Although composite State finances are useful to analyse, there are marked variations across States. States like Tamil Nadu, Gujarat, and Maharashtra have significantly lower fiscal deficit, with more intensive tax efforts, than States like Uttar Pradesh and Jharkhand, which collect lower tax and are fiscally less prudent.
What can be done?
Following steps can be taken:
First, we must improve the due diligence by the Central government in giving consent to borrowings by States under Article 293 of the Constitution. Unfortunately, there is some lack of coordination within the Ministry of Finance itself. Approvals for State government borrowings are accorded by the State Plan Division with little coordination with the Budget Division, which monitors implementation of FRBM obligations. A more stringent criteria in approving borrowings for States which deviate from stipulated fiscal norms is urgently needed. The criteria must be transparent and apolitical in character.
Second, whenever the Central government breaches the fiscal norms, it secures parliamentary approval. State governments must be encouraged to adopt a similar practice by securing the approval of the State Legislature.
Third, regulatory measures can be devised to enable bond yields to be responsive to market signals and bridge the information asymmetry between markets and State finances of the concerned State governments.
Finally the 15th Finance Commission must address the broader issue of adherence by States to fiscal obligations. It must restore adherence to fiscal norms as an important ingredient in the devolution formula. This also implies inter se distributional burden among the States themselves.

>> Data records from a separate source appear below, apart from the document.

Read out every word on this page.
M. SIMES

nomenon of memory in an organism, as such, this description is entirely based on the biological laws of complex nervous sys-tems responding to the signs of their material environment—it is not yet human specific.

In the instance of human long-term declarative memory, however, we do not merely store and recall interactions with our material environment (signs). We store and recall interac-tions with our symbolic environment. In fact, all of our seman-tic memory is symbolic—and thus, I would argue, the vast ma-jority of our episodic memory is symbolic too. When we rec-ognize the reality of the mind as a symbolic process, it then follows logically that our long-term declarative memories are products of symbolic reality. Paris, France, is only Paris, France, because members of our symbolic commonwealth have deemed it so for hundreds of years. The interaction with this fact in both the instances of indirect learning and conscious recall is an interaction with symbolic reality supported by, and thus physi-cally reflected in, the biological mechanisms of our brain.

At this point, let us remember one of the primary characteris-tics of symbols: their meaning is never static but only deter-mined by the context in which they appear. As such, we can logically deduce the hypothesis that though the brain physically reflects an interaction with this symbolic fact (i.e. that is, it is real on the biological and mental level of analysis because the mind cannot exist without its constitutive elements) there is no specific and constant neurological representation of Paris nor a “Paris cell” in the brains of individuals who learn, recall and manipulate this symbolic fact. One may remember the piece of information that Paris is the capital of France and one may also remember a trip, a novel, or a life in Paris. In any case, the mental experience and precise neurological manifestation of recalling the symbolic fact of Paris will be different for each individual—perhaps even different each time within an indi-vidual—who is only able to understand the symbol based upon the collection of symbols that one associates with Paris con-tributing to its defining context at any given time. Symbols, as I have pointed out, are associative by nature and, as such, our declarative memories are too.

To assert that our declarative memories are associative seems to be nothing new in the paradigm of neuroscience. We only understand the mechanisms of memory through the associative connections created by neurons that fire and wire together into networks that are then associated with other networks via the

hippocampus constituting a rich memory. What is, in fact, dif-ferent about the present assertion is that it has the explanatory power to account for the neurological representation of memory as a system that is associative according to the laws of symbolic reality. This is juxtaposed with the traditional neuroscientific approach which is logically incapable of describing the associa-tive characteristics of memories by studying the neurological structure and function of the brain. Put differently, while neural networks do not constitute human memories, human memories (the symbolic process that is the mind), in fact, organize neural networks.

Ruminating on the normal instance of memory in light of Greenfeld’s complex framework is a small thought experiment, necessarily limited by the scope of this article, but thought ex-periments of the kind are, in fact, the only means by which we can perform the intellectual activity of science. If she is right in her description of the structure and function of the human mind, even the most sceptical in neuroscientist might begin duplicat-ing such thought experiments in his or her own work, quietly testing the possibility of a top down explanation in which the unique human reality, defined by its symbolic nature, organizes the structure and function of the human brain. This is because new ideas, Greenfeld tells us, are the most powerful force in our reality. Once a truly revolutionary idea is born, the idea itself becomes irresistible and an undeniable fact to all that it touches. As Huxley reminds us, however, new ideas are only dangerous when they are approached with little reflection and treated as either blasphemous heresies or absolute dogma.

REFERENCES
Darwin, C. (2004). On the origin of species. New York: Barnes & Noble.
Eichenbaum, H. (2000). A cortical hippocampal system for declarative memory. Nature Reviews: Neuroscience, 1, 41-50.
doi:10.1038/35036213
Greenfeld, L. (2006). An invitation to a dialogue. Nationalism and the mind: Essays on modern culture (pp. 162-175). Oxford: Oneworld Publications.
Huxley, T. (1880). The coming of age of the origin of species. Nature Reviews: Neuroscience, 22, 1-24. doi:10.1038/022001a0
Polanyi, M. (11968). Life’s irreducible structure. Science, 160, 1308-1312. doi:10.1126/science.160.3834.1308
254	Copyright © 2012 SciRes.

Investors recognize and reward macro stability. Fiscal prudence exercised by the Central government has been widely acclaimed. The management of State finances must not undercut this important achievement which is central to investor confidence and enhanced credit rating. Unchecked profligacy by States can undermine the overall macro stability and thus must be checked.
Connecting the dots:
Present situation of state finances shows a worrying picture. With demands of farm loan waiver the fiscal situation is likely to become more unsustainable. Discuss the need of maintaining fiscal discipline by states. Also mention the steps to be taken to do the same.